Pakistan Pressurizing Taliban To Join Talks

Pakistan Pressurizing Taliban To Join Talks
Updated on

Summary Taliban groups are under considerable pressure from Pakistan

Dunya News Report (Shahzad Badar)

The members of the Quadrilateral group comprising US, China, Pakistan and Afghanistan are hectically trying to convince the Taliban leaders to join the peace talks now tentatively scheduled for the second week of this month.

The Afghan government has already given a list of ten Taliban leaders it wants to see at the peace talks. Despite feigning ignorance about the talks the Taliban groups are under considerable pressure from Pakistan to show up at the negotiation table next week. According to reports the Taliban would either join the talks or be asked to leave the Pakistani territory.

The Army Chief General Raheel Sharif has put in lots of efforts and assured the Afghan government that Pakistan wants to see peace in Afghanistan. Unlike his predecessor Hamid Karzai, Ashraf Ghani has reciprocated very positively to Islamabad’s sentiments and has moved closer to Pakistan, agreeing to avail Pak army training facilities for his cadets and sharing intelligence prompting his security chief to resign.

The paradigm shift was brought about by General Raheel Sharif when the army decided to target all terrorists in the country and eliminating Taliban sanctuaries as requested by the Afghan president.

The army chief has helped bring back the Afghan government unconditionally into accepting negotiations with the Taliban. General Raheel Sharif’s recent visit to Tajikastan culminated in a meeting with the Afghan president and according to ISPR the old issues of chasing Taliban fleeing into Afghan territory was discussed with the ongoing military operation. The meeting of the two leaders to discuss peace prior to the next round of the quadrilateral meeting is very significant combined with the pressure the foreign policy advisor Sartaj Aziz claimed is being put on the Taliban groups residing in Pakistan.

Pakistan would be pulling strings to ensure that the talks due this March give a positive semblance of a forward movement. The Pakistan government has some influence over the Taliban as the government has been providing them medical care and hosting their families. Aziz has been quoted by the media stating "We have to use these levers and have restricted their movements, restricted their access to hospitals and other facilities, and threatened them that If you don t come forward and talk, we will at least expel you .

The Taliban gaining militarily on the ground would find it difficult to swallow the threat Aziz claims would bring them on the negotiating table. But relentless efforts from all sides have increased the probability of the Taliban groups to participate in the March talks.

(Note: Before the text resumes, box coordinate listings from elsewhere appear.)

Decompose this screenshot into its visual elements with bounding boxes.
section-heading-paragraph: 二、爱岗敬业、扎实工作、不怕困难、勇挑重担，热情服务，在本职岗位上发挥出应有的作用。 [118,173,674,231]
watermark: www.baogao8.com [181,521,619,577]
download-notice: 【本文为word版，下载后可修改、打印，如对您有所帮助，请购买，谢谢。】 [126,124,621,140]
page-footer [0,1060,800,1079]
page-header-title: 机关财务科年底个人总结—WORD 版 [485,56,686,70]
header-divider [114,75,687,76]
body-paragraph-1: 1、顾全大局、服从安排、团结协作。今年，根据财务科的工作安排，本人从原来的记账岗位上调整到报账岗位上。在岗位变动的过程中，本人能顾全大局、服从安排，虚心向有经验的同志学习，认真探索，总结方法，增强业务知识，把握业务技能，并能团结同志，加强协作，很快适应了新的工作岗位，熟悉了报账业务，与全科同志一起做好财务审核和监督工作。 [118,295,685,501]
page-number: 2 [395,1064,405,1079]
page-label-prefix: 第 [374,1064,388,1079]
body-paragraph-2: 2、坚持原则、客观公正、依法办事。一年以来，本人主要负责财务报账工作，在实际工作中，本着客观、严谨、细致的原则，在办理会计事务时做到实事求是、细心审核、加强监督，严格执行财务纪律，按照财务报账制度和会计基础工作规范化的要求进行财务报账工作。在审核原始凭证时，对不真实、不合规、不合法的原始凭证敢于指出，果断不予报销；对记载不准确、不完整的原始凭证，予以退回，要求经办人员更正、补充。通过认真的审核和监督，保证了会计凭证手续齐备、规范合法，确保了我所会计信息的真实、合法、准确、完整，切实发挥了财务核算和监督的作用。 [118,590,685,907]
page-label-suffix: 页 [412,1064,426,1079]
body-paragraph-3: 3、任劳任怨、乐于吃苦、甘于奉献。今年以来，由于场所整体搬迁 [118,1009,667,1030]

Pakistan has changed its policy and it seems that if the Taliban groups don’t agree to talk peace the groups might be asked to leave Pakistan. Hazrat Omar Zakhilwal, the Afghan envoy to Pakistan, is optimistic and thinks that the Afghan Taliban are likely to participate in peace negotiations with his government in the near future. "I am confident we will soon be talking to the Taliban and other opposition groups," he told Radio Free Afghanistan. "Soon we will kick off negotiations toward an agreement for peace."

The Taliban would have to accept the new road map for Afghanistan as the Chinese have also taken interest in Afghan affairs to contain the spill over of the Afghan war from radicalizing its Muslim population. The Taliban are reported to have acceded to drop their demand for withdrawal of all foreign troops before they participate in the talks, and settled down to getting a deadline for their withdrawal from Afghan territory.

The Taliban are sticking to their earlier preconditions of recognition of the Taliban s political office in Qatar, the removal of Taliban leaders from a United Nations terrorist blacklist, an end to the killing of Taliban fighters, and the release of Taliban from prisons.